Data is the other non‑negotiable. AI systems cannot operate effectively on fragmented, inconsistent inputs. Yet many clients, advisors, dealers and external managers still work from different versions of the same portfolio. Some advisors respond by layering multiple tools and frameworks together, hoping to triangulate. Fehr has seen that backfire repeatedly.

 “What ended up happening is they diluted the value of both systems,” he recalls.

A more robust approach is to commit to a single investment process and a single source of truth for positions, risk metrics and decision history that all parties share. Real‑time portfolio visibility then becomes meaningful: algorithms, advisors and clients are reacting to the same reality.

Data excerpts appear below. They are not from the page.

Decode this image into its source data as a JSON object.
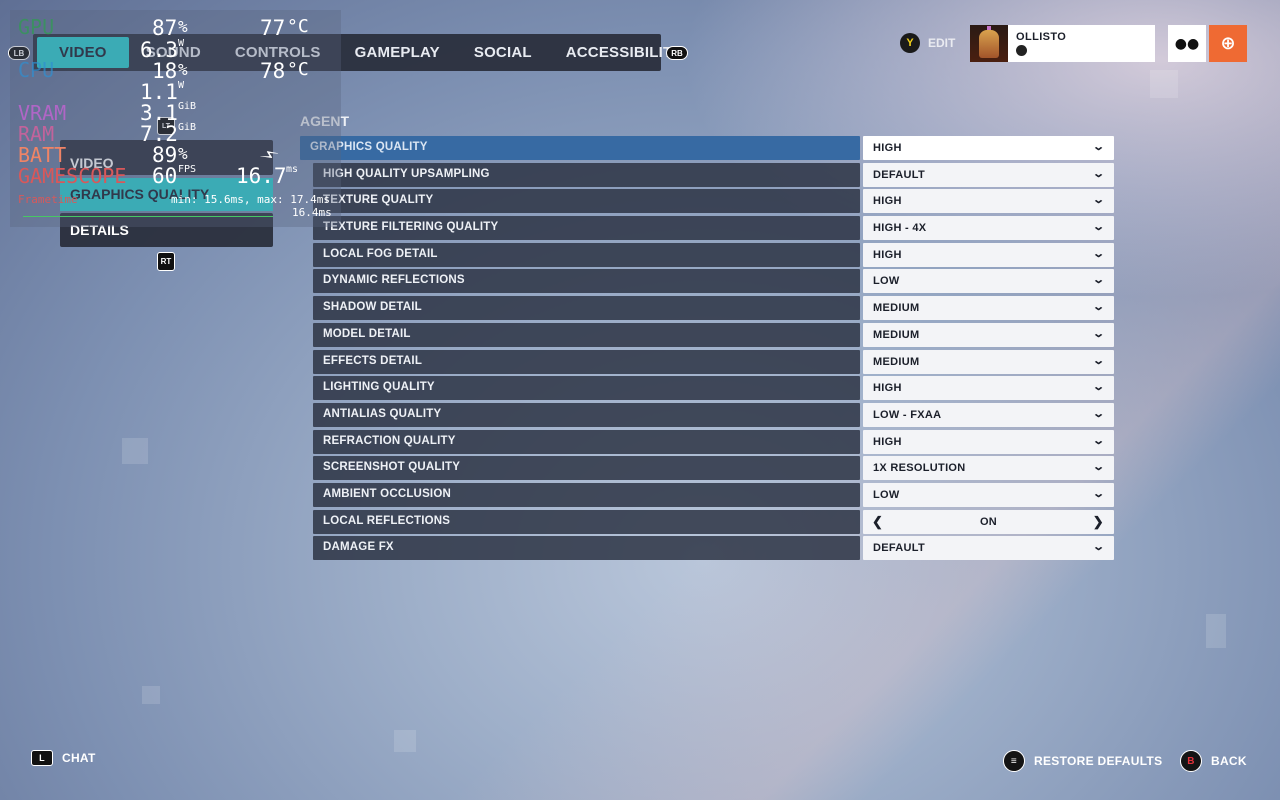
{
  "tabs": [
    {
      "label": "VIDEO",
      "active": true
    },
    {
      "label": "SOUND",
      "active": false
    },
    {
      "label": "CONTROLS",
      "active": false
    },
    {
      "label": "GAMEPLAY",
      "active": false
    },
    {
      "label": "SOCIAL",
      "active": false
    },
    {
      "label": "ACCESSIBILITY",
      "active": false
    }
  ],
  "glyphs": {
    "lb": "LB",
    "rb": "RB",
    "lt": "LT",
    "rt": "RT",
    "y": "Y",
    "b": "B",
    "l": "L"
  },
  "profile": {
    "edit_label": "EDIT",
    "name": "OLLISTO",
    "platform_icon": "steam-icon"
  },
  "side_menu": {
    "header": "VIDEO",
    "items": [
      {
        "label": "GRAPHICS QUALITY",
        "active": true
      },
      {
        "label": "DETAILS",
        "active": false
      }
    ]
  },
  "section": {
    "title": "AGENT"
  },
  "settings": [
    {
      "label": "GRAPHICS QUALITY",
      "value": "HIGH",
      "type": "dropdown",
      "header": true
    },
    {
      "label": "HIGH QUALITY UPSAMPLING",
      "value": "DEFAULT",
      "type": "dropdown"
    },
    {
      "label": "TEXTURE QUALITY",
      "value": "HIGH",
      "type": "dropdown"
    },
    {
      "label": "TEXTURE FILTERING QUALITY",
      "value": "HIGH - 4X",
      "type": "dropdown"
    },
    {
      "label": "LOCAL FOG DETAIL",
      "value": "HIGH",
      "type": "dropdown"
    },
    {
      "label": "DYNAMIC REFLECTIONS",
      "value": "LOW",
      "type": "dropdown"
    },
    {
      "label": "SHADOW DETAIL",
      "value": "MEDIUM",
      "type": "dropdown"
    },
    {
      "label": "MODEL DETAIL",
      "value": "MEDIUM",
      "type": "dropdown"
    },
    {
      "label": "EFFECTS DETAIL",
      "value": "MEDIUM",
      "type": "dropdown"
    },
    {
      "label": "LIGHTING QUALITY",
      "value": "HIGH",
      "type": "dropdown"
    },
    {
      "label": "ANTIALIAS QUALITY",
      "value": "LOW - FXAA",
      "type": "dropdown"
    },
    {
      "label": "REFRACTION QUALITY",
      "value": "HIGH",
      "type": "dropdown"
    },
    {
      "label": "SCREENSHOT QUALITY",
      "value": "1X RESOLUTION",
      "type": "dropdown"
    },
    {
      "label": "AMBIENT OCCLUSION",
      "value": "LOW",
      "type": "dropdown"
    },
    {
      "label": "LOCAL REFLECTIONS",
      "value": "ON",
      "type": "toggle"
    },
    {
      "label": "DAMAGE FX",
      "value": "DEFAULT",
      "type": "dropdown"
    }
  ],
  "bottom": {
    "chat": "CHAT",
    "restore_defaults": "RESTORE DEFAULTS",
    "back": "BACK"
  },
  "osd": {
    "gpu_label": "GPU",
    "gpu_load": "87",
    "gpu_load_unit": "%",
    "gpu_power": "6.3",
    "gpu_power_unit": "W",
    "gpu_temp": "77",
    "gpu_temp_unit": "°C",
    "cpu_label": "CPU",
    "cpu_load": "18",
    "cpu_load_unit": "%",
    "cpu_power": "1.1",
    "cpu_power_unit": "W",
    "cpu_temp": "78",
    "cpu_temp_unit": "°C",
    "vram_label": "VRAM",
    "vram": "3.1",
    "vram_unit": "GiB",
    "ram_label": "RAM",
    "ram": "7.2",
    "ram_unit": "GiB",
    "batt_label": "BATT",
    "batt": "89",
    "batt_unit": "%",
    "gamescope_label": "GAMESCOPE",
    "fps": "60",
    "fps_unit": "FPS",
    "frametime": "16.7",
    "frametime_unit": "ms",
    "frametime_label": "Frametime",
    "frametime_minmax": "min: 15.6ms, max: 17.4ms",
    "frametime_current": "16.4ms",
    "colors": {
      "gpu": "#2e9e4f",
      "cpu": "#2f8fd1",
      "vram": "#b066c6",
      "ram": "#c2639b",
      "batt": "#f08466",
      "gamescope": "#d9585a",
      "frametime": "#d9585a"
    }
  }
}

New human architecture for an AI world

Even with the right principles, AI will expose organisational weaknesses if the human structure around it doesn’t change. Traditional financial firms still rely on hierarchical pyramids, where proposals climb and descend multiple layers. That model struggles in an environment where experimentation and iteration need to be constant.

Fehr points to a different pattern emerging in technology companies: cross‑functional pods of around a dozen people, each responsible for a defined problem and “empowered with AI” to solve it. Several of these teams, which bring together advisors, technologists, compliance experts and product leads, can pursue the same goal in parallel, with the most effective approach scaled. Leadership focuses on setting direction and allocating capital, not micromanaging each decision. This keeps AI initiatives from remaining trapped in slideware and steering committees.

The Skunk Works program at Lockheed Martin offers a useful precedent. A small, autonomous team, given a clear mission and budget, produced the first stealth aircraft and reshaped an entire field. Wealth firms obviously operate in a different domain, but the structural lesson is similar.

The stakes for getting this right are high. Direct‑to‑retail investing is already approaching “50 cents on every dollar,” Fehr notes. High‑net‑worth clients are exploring relocation, and inheritors often default to digital solutions that feel more intuitive. The industry is facing “a blitzkrieg of problems,” with the equivalent of the industrial revolution, the automobile, the PC and the internet all arriving at once.

There’s a narrow window to lead in the next phase of wealth management. Those that continue to treat AI as a reporting layer or a marketing slogan may find that the competitive decisions have been made without them.